I would often compare myself to other people--the version of themselves that they choose to show the world--and think that they were all happy and didn’t worry about any of the things I worried about. I told my boyfriend this one night and his response, so simple and seemingly obvious, took me aback. He said, “Tal, don’t you realize that’s how other people see you too?”. It had never occurred to me that people around me, who only saw what I let them see, would have no reason to think I was an anxious mess. They would have no reason to think I woke up that morning with a pit in my stomach, that I cried on my way home from work, or that I couldn’t stop myself from knocking on wood every time I had a perturbing thought about someone I love. I’ll be the first to admit that last one sounds kind of hilarious, and I’ll laugh at myself knowing, logically, that my knocking or not knocking will have absolutely no effect on the safety and health of the people I love. But my mind makes me do it anyway. It’s not supposed to make sense; it’s an illness. So when people see me at a party (throwback to being unmasked less than two feet apart from strangers), they don’t see what I’m struggling with. They don’t see the days leading up to that moment. All they see is a happy girl who is always laughing and always smiling. So when I see someone who seems so confident, so secure, so unconcerned with dreadful thoughts about their future... I’m making that all up in my head. I’m comparing the happy, laughing, smiling version of her to the anxious, crying, worrying version of me. We have no idea what other people are going through, and comparing our worst days to someone’s best days is the least productive thing we can do.
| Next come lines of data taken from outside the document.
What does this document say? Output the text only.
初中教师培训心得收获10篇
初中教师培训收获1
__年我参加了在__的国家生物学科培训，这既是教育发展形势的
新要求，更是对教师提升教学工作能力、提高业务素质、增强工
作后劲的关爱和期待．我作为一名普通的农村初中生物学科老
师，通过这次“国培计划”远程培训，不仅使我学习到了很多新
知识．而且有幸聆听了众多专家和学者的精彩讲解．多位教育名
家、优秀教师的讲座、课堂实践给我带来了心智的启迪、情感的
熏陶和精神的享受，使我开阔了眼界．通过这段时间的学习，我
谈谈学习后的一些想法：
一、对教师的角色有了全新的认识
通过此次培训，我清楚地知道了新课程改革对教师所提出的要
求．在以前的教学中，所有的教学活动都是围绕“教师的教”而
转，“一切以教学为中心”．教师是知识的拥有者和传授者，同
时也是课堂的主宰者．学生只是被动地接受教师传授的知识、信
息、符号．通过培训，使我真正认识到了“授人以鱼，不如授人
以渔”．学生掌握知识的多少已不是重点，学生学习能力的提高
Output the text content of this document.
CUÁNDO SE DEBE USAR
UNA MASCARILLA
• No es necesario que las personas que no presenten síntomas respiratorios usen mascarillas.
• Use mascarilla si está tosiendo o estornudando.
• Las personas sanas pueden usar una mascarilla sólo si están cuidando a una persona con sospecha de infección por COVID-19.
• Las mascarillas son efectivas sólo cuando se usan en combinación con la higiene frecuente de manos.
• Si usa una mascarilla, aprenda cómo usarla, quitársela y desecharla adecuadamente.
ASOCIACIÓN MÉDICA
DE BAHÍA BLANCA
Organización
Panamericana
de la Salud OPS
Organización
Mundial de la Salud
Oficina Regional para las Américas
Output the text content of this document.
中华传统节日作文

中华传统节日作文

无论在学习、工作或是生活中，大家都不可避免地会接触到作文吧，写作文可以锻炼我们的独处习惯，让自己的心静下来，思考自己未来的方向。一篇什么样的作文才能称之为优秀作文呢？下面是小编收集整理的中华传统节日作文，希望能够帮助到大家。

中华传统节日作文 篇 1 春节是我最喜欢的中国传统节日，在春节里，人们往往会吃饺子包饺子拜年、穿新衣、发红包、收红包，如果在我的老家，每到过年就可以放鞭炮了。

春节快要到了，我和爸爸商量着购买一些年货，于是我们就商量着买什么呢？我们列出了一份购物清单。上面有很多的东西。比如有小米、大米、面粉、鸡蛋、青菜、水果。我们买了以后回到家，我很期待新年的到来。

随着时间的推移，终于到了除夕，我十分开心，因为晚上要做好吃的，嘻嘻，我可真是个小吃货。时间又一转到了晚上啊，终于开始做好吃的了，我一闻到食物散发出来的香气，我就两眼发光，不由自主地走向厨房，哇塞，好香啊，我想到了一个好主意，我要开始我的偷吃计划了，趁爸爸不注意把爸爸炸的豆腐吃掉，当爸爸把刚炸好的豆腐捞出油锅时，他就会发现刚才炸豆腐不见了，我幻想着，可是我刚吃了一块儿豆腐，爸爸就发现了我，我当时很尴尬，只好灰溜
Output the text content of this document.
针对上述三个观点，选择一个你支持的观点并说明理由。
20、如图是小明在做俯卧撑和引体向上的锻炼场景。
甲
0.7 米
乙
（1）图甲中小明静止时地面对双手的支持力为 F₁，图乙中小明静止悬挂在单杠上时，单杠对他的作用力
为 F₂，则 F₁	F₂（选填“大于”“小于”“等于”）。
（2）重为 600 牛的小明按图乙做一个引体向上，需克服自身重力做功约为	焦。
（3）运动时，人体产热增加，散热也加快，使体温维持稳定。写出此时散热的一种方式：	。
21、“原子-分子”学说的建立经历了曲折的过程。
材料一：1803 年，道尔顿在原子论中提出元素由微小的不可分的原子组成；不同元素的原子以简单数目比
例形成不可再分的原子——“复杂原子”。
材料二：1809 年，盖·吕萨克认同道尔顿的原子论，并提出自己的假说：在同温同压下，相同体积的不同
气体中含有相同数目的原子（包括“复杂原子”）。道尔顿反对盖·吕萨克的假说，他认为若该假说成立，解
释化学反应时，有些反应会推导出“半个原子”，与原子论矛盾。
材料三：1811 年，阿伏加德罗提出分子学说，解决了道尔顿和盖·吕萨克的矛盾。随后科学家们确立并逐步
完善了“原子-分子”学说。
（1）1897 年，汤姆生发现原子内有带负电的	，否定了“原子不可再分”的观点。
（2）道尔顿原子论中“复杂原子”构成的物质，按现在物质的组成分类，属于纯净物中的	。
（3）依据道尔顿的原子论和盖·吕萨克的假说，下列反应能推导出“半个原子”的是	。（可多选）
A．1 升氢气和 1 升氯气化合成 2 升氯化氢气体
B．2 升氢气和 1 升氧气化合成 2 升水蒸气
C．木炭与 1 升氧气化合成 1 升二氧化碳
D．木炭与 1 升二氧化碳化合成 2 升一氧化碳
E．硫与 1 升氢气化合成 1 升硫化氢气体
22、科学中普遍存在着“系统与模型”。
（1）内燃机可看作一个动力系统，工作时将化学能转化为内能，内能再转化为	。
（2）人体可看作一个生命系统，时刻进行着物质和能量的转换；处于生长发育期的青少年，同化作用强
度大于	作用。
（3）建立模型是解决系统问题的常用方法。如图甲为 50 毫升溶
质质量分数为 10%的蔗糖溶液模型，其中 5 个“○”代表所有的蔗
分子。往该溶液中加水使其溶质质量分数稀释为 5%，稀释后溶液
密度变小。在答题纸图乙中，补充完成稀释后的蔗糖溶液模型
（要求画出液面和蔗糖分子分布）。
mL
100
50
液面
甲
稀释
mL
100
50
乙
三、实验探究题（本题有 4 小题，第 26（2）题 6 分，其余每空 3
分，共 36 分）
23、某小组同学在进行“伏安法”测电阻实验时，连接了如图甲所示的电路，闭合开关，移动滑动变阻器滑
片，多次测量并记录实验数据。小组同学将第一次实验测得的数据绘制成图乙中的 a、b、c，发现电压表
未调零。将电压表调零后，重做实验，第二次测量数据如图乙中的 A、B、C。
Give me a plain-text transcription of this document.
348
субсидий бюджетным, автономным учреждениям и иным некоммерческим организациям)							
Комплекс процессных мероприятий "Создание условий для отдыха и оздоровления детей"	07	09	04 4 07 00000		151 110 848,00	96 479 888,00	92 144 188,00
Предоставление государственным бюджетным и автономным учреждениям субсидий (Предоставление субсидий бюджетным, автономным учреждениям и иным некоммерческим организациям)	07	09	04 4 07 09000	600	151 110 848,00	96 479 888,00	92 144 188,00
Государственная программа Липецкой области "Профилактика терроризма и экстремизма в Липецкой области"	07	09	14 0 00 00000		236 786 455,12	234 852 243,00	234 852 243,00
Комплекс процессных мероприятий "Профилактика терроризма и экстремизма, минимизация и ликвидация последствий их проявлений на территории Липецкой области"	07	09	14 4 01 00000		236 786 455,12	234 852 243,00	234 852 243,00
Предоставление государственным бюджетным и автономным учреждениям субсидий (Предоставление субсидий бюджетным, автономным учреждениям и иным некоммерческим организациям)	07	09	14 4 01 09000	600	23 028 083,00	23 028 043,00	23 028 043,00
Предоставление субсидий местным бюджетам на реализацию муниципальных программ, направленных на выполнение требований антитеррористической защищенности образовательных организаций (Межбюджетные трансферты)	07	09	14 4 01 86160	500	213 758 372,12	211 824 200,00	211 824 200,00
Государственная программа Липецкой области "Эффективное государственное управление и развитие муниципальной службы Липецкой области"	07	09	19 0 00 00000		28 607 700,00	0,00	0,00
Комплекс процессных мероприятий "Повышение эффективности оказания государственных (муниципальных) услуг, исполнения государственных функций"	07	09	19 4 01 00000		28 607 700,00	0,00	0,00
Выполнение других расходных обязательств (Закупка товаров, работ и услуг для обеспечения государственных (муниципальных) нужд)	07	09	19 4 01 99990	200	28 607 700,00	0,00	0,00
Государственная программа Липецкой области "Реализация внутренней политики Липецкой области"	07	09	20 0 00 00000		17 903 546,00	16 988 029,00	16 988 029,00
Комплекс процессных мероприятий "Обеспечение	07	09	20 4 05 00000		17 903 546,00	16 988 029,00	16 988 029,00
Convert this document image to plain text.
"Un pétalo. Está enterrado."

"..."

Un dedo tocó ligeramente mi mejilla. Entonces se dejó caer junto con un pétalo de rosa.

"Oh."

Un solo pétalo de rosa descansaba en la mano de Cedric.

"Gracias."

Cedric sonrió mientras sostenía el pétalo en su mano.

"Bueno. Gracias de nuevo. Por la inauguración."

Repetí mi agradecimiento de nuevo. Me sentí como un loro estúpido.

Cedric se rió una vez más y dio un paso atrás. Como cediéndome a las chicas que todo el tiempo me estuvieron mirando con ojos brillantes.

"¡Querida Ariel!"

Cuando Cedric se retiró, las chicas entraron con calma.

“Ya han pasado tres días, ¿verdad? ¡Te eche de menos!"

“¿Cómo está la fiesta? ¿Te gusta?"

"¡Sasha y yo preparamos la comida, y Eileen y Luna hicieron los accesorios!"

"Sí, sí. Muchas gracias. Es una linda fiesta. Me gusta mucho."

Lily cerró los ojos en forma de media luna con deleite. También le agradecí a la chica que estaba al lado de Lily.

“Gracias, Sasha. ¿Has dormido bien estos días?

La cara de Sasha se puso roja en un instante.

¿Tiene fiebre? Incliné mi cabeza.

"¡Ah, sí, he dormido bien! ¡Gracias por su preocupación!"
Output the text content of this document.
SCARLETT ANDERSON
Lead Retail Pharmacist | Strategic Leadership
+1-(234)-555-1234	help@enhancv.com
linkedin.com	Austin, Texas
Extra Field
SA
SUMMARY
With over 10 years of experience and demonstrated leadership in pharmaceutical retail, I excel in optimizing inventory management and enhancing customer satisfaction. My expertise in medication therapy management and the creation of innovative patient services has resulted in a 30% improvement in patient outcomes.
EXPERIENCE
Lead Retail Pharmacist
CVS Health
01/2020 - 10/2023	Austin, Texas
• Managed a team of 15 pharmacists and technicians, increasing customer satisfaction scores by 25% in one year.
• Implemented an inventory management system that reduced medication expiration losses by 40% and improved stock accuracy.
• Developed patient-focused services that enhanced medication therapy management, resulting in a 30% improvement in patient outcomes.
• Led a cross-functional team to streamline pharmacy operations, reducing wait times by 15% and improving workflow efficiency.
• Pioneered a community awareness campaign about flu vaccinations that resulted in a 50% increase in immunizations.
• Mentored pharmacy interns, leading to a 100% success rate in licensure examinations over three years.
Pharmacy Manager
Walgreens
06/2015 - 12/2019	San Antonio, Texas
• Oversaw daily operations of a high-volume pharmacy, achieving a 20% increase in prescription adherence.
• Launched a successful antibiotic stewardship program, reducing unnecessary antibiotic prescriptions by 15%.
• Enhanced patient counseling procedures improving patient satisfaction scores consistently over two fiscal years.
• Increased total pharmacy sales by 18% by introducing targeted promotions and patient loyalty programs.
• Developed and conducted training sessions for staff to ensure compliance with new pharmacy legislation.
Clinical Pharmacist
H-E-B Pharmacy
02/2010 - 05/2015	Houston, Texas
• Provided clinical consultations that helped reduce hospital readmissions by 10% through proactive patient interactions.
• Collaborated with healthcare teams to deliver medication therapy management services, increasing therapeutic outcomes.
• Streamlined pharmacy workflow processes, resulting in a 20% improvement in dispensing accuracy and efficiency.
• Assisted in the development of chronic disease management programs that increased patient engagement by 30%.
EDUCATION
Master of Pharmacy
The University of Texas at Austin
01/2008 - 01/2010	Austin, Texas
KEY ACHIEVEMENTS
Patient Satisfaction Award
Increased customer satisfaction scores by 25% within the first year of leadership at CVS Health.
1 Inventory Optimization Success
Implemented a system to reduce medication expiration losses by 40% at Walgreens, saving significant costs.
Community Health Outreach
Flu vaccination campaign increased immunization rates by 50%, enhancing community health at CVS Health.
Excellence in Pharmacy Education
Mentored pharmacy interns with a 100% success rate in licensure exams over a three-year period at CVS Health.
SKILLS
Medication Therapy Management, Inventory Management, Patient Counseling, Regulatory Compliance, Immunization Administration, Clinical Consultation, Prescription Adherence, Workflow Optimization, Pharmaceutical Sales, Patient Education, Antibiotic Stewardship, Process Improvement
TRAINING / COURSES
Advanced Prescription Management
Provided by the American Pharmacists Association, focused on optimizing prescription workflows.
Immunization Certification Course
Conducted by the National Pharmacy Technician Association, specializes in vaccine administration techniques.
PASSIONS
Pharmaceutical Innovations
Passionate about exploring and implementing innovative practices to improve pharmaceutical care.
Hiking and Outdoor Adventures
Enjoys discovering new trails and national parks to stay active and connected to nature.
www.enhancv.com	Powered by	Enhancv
Writing this out makes me realize how much I deserve healing. How much I deserve to be free from this anxious pattern that I’ve spent countless years of my life suffering through. We all deserve to live in healthy minds. Whatever it is you are going through, you are not alone. I mean, look at me! I check under my bed like three times before I can go to sleep and take the phrase “knock on wood” so literally that I am convinced I have the power to hurt someone. Y’ALL. That’s whack. But it’s so real for me. And it’s hard. It's so damn hard. I don’t think we should take talking about mental health so seriously. We should talk about it openly, like you would about breaking a bone or having a heart condition. I can joke about it, I can see how ridiculous most of my worries are, but at the end of the day, they’re still my worries, and they still have a power over me that I’ve yet to master. But I know now that there are so many resources out there and people who care. And this road may be long, but it’s certainly not one I have to walk alone. None of us do. This road is crowded, but most of us are hiding in the shadow, afraid of what would happen if we opened up. Afraid of looking weak or being told to just "cheer up." So let's break the stigma — talk to people you trust, talk to your doctor, talk to a therapist (I need to take my own advice), and don’t feel any shame about it. I don’t have to live like this. You don’t have to live like this. We’re going to be okay. And I’m going to keep laughing along the way, even if I’m laughing at my own damn self.